Classic Bikes / IMZ M-72

IMZ M-72

The IMZ M-72 is a Soviet sidecar motorcycle that was made by the IMZ for the Red Army during the Second World War. The bike continued to be produced for the Red Army after the end of war but the military version was made by the Kiev-based KMZ factory (from 1955), while the IMZ produced civil versions. In 1957, it was succeeded by the M-72M but the original M-72 continues to be produced in China to the present-day.

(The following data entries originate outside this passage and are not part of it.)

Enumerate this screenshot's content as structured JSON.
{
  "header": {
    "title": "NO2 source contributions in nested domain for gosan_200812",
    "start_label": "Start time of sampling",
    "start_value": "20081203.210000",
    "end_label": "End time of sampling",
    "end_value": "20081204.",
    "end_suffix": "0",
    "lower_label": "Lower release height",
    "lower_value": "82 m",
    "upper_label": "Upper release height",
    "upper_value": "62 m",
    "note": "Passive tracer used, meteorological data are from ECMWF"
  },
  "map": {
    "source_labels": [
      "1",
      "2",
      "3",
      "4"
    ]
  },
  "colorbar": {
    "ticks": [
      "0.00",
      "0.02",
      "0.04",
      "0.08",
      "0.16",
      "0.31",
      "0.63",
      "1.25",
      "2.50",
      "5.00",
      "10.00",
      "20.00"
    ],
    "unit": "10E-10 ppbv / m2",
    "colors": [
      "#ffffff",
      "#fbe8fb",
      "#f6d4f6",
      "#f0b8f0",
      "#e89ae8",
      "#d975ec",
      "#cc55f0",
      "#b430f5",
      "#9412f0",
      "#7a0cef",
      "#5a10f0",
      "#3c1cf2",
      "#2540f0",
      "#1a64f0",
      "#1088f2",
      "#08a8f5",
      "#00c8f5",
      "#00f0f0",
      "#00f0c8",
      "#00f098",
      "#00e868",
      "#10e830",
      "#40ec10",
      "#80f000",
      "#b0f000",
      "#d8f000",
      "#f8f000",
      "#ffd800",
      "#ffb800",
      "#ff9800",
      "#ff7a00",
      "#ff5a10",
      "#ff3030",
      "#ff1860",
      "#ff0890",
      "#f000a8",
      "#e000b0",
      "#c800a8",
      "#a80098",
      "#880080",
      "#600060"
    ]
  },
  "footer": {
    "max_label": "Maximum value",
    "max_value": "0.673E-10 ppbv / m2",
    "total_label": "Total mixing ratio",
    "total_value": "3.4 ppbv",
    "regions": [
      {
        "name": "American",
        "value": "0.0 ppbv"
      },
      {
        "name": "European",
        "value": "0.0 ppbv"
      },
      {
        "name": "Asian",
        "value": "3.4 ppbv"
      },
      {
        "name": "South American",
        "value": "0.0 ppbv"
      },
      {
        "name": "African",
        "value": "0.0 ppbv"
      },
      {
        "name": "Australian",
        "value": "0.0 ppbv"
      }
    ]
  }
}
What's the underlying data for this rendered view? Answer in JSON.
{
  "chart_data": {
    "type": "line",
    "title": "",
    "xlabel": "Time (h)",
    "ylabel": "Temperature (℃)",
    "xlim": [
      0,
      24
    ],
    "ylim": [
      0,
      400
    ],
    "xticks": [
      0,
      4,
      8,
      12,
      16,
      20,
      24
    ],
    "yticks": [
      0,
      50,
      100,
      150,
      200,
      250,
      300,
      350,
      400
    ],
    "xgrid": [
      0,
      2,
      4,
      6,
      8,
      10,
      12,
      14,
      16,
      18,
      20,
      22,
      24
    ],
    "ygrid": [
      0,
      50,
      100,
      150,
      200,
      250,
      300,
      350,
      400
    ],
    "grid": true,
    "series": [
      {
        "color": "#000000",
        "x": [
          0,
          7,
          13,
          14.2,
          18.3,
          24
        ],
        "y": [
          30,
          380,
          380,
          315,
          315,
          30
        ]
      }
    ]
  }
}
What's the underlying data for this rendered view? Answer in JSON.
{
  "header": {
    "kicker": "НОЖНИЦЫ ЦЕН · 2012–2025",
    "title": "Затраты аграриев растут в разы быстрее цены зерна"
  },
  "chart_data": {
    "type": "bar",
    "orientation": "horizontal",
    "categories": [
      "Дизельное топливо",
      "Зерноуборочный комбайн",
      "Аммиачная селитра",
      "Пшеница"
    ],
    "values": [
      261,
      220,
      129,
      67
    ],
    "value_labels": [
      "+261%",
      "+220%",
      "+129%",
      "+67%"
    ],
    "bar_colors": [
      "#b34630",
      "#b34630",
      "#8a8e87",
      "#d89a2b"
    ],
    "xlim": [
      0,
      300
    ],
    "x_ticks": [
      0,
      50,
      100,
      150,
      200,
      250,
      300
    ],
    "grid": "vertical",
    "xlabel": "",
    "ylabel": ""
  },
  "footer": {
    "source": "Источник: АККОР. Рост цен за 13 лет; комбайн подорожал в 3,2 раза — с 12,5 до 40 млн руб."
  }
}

Production History of IMZ M-72

There are two versions about the development of the M-72 sidecar motorcycle. According to one story, five BMW R71 were smuggled into the Soviet Union in 1939 and used as a basis for the M-72 which was first produced in 1941. The prototypes were shown to Stalin who gave a green light for the mass production. According to the second version, the BMW R71 construction plans were given to the USSR by the Nazi Germany after the so-called Molotov-Ribbentrop Pact, signed in 1939. Either way, the Soviets developed the M-72 with reverse engineering which was actually quite common at the time. For example, the Harley-Davidson XA was based on the BMW R71 as well.

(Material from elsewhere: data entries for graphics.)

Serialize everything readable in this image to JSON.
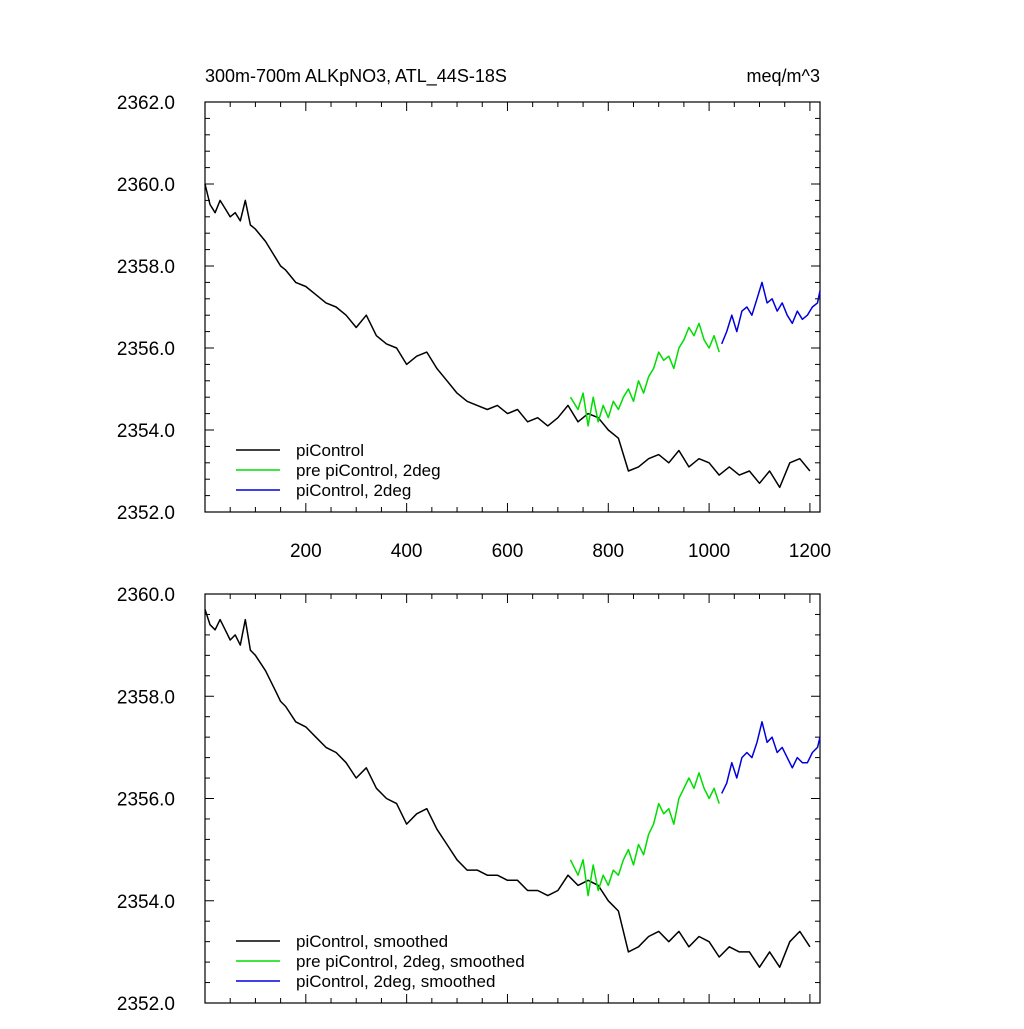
{
  "chart_data": [
    {
      "type": "line",
      "title": "300m-700m ALKpNO3, ATL_44S-18S",
      "units": "meq/m^3",
      "xlim": [
        0,
        1220
      ],
      "ylim": [
        2352.0,
        2362.0
      ],
      "x_ticks": [
        200,
        400,
        600,
        800,
        1000,
        1200
      ],
      "x_tick_labels": [
        "200",
        "400",
        "600",
        "800",
        "1000",
        "1200"
      ],
      "y_ticks": [
        2352.0,
        2354.0,
        2356.0,
        2358.0,
        2360.0,
        2362.0
      ],
      "y_tick_labels": [
        "2352.0",
        "2354.0",
        "2356.0",
        "2358.0",
        "2360.0",
        "2362.0"
      ],
      "legend_position": "bottom-left",
      "grid": false,
      "series": [
        {
          "name": "piControl",
          "color": "#000000",
          "x": [
            0,
            10,
            20,
            30,
            40,
            50,
            60,
            70,
            80,
            90,
            100,
            120,
            140,
            150,
            160,
            180,
            200,
            220,
            240,
            260,
            280,
            300,
            320,
            340,
            360,
            380,
            400,
            420,
            440,
            460,
            480,
            500,
            520,
            540,
            560,
            580,
            600,
            620,
            640,
            660,
            680,
            700,
            720,
            740,
            760,
            780,
            800,
            820,
            840,
            860,
            880,
            900,
            920,
            940,
            960,
            980,
            1000,
            1020,
            1040,
            1060,
            1080,
            1100,
            1120,
            1140,
            1160,
            1180,
            1200
          ],
          "values": [
            2360.0,
            2359.5,
            2359.3,
            2359.6,
            2359.4,
            2359.2,
            2359.3,
            2359.1,
            2359.6,
            2359.0,
            2358.9,
            2358.6,
            2358.2,
            2358.0,
            2357.9,
            2357.6,
            2357.5,
            2357.3,
            2357.1,
            2357.0,
            2356.8,
            2356.5,
            2356.8,
            2356.3,
            2356.1,
            2356.0,
            2355.6,
            2355.8,
            2355.9,
            2355.5,
            2355.2,
            2354.9,
            2354.7,
            2354.6,
            2354.5,
            2354.6,
            2354.4,
            2354.5,
            2354.2,
            2354.3,
            2354.1,
            2354.3,
            2354.6,
            2354.2,
            2354.4,
            2354.3,
            2354.0,
            2353.8,
            2353.0,
            2353.1,
            2353.3,
            2353.4,
            2353.2,
            2353.5,
            2353.1,
            2353.3,
            2353.2,
            2352.9,
            2353.1,
            2352.9,
            2353.0,
            2352.7,
            2353.0,
            2352.6,
            2353.2,
            2353.3,
            2353.0
          ]
        },
        {
          "name": "pre piControl, 2deg",
          "color": "#00dd00",
          "x": [
            725,
            740,
            750,
            760,
            770,
            780,
            790,
            800,
            810,
            820,
            830,
            840,
            850,
            860,
            870,
            880,
            890,
            900,
            910,
            920,
            930,
            940,
            950,
            960,
            970,
            980,
            990,
            1000,
            1010,
            1020
          ],
          "values": [
            2354.8,
            2354.5,
            2354.9,
            2354.1,
            2354.8,
            2354.2,
            2354.6,
            2354.3,
            2354.7,
            2354.5,
            2354.8,
            2355.0,
            2354.7,
            2355.2,
            2354.9,
            2355.3,
            2355.5,
            2355.9,
            2355.7,
            2355.8,
            2355.5,
            2356.0,
            2356.2,
            2356.5,
            2356.3,
            2356.6,
            2356.2,
            2356.0,
            2356.3,
            2355.9
          ]
        },
        {
          "name": "piControl, 2deg",
          "color": "#0000dd",
          "x": [
            1025,
            1035,
            1045,
            1055,
            1065,
            1075,
            1085,
            1095,
            1105,
            1115,
            1125,
            1135,
            1145,
            1155,
            1165,
            1175,
            1185,
            1195,
            1205,
            1215,
            1220
          ],
          "values": [
            2356.1,
            2356.4,
            2356.8,
            2356.4,
            2356.9,
            2357.0,
            2356.8,
            2357.2,
            2357.6,
            2357.1,
            2357.2,
            2356.9,
            2357.1,
            2356.8,
            2356.6,
            2356.9,
            2356.7,
            2356.8,
            2357.0,
            2357.1,
            2357.4
          ]
        }
      ]
    },
    {
      "type": "line",
      "title": "",
      "xlim": [
        0,
        1220
      ],
      "ylim": [
        2352.0,
        2360.0
      ],
      "x_ticks": [
        200,
        400,
        600,
        800,
        1000,
        1200
      ],
      "y_ticks": [
        2352.0,
        2354.0,
        2356.0,
        2358.0,
        2360.0
      ],
      "y_tick_labels": [
        "2352.0",
        "2354.0",
        "2356.0",
        "2358.0",
        "2360.0"
      ],
      "legend_position": "bottom-left",
      "grid": false,
      "series": [
        {
          "name": "piControl, smoothed",
          "color": "#000000",
          "x": [
            0,
            10,
            20,
            30,
            40,
            50,
            60,
            70,
            80,
            90,
            100,
            120,
            140,
            150,
            160,
            180,
            200,
            220,
            240,
            260,
            280,
            300,
            320,
            340,
            360,
            380,
            400,
            420,
            440,
            460,
            480,
            500,
            520,
            540,
            560,
            580,
            600,
            620,
            640,
            660,
            680,
            700,
            720,
            740,
            760,
            780,
            800,
            820,
            840,
            860,
            880,
            900,
            920,
            940,
            960,
            980,
            1000,
            1020,
            1040,
            1060,
            1080,
            1100,
            1120,
            1140,
            1160,
            1180,
            1200
          ],
          "values": [
            2359.7,
            2359.4,
            2359.3,
            2359.5,
            2359.3,
            2359.1,
            2359.2,
            2359.0,
            2359.5,
            2358.9,
            2358.8,
            2358.5,
            2358.1,
            2357.9,
            2357.8,
            2357.5,
            2357.4,
            2357.2,
            2357.0,
            2356.9,
            2356.7,
            2356.4,
            2356.6,
            2356.2,
            2356.0,
            2355.9,
            2355.5,
            2355.7,
            2355.8,
            2355.4,
            2355.1,
            2354.8,
            2354.6,
            2354.6,
            2354.5,
            2354.5,
            2354.4,
            2354.4,
            2354.2,
            2354.2,
            2354.1,
            2354.2,
            2354.5,
            2354.3,
            2354.4,
            2354.3,
            2354.0,
            2353.8,
            2353.0,
            2353.1,
            2353.3,
            2353.4,
            2353.2,
            2353.4,
            2353.1,
            2353.3,
            2353.2,
            2352.9,
            2353.1,
            2353.0,
            2353.0,
            2352.7,
            2353.0,
            2352.7,
            2353.2,
            2353.4,
            2353.1
          ]
        },
        {
          "name": "pre piControl, 2deg, smoothed",
          "color": "#00dd00",
          "x": [
            725,
            740,
            750,
            760,
            770,
            780,
            790,
            800,
            810,
            820,
            830,
            840,
            850,
            860,
            870,
            880,
            890,
            900,
            910,
            920,
            930,
            940,
            950,
            960,
            970,
            980,
            990,
            1000,
            1010,
            1020
          ],
          "values": [
            2354.8,
            2354.5,
            2354.8,
            2354.1,
            2354.7,
            2354.2,
            2354.5,
            2354.3,
            2354.6,
            2354.5,
            2354.8,
            2355.0,
            2354.7,
            2355.1,
            2354.9,
            2355.3,
            2355.5,
            2355.9,
            2355.7,
            2355.8,
            2355.5,
            2356.0,
            2356.2,
            2356.4,
            2356.2,
            2356.5,
            2356.2,
            2356.0,
            2356.2,
            2355.9
          ]
        },
        {
          "name": "piControl, 2deg, smoothed",
          "color": "#0000dd",
          "x": [
            1025,
            1035,
            1045,
            1055,
            1065,
            1075,
            1085,
            1095,
            1105,
            1115,
            1125,
            1135,
            1145,
            1155,
            1165,
            1175,
            1185,
            1195,
            1205,
            1215,
            1220
          ],
          "values": [
            2356.1,
            2356.3,
            2356.7,
            2356.4,
            2356.8,
            2356.9,
            2356.8,
            2357.1,
            2357.5,
            2357.1,
            2357.2,
            2356.9,
            2357.0,
            2356.8,
            2356.6,
            2356.8,
            2356.7,
            2356.7,
            2356.9,
            2357.0,
            2357.2
          ]
        }
      ]
    }
  ]
}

Shortly after the first M-72 was presented to Stalin, the Soviet Union was attacked by the Nazi Germany and the production of the bikes moved to the IMZ factory in a small town of Irbit in the Ural Mountains. After the end of war, the IMZ continued to produce M-72 for the Red Army until 1955 when the production moved to the KMZ factory in Ukraine. The IMZ produced M-72s for civilian use until 1956 and then a similar model called the M-72N. As mentioned earlier, the M-72 production moved to China in 1957.

In the West

Due to the Cold War, the Ural (Russian) and Dnepr (Ukrainian) sidecar motorcycles became available in the West only in the 1970s. In the UK, they were imported and distributed from 1973 and 1979 by the Satra Motors, a subsidiary of the Satra Corporation which was the official importer of Soviet motorcycles and cars in the UK, US and Australia.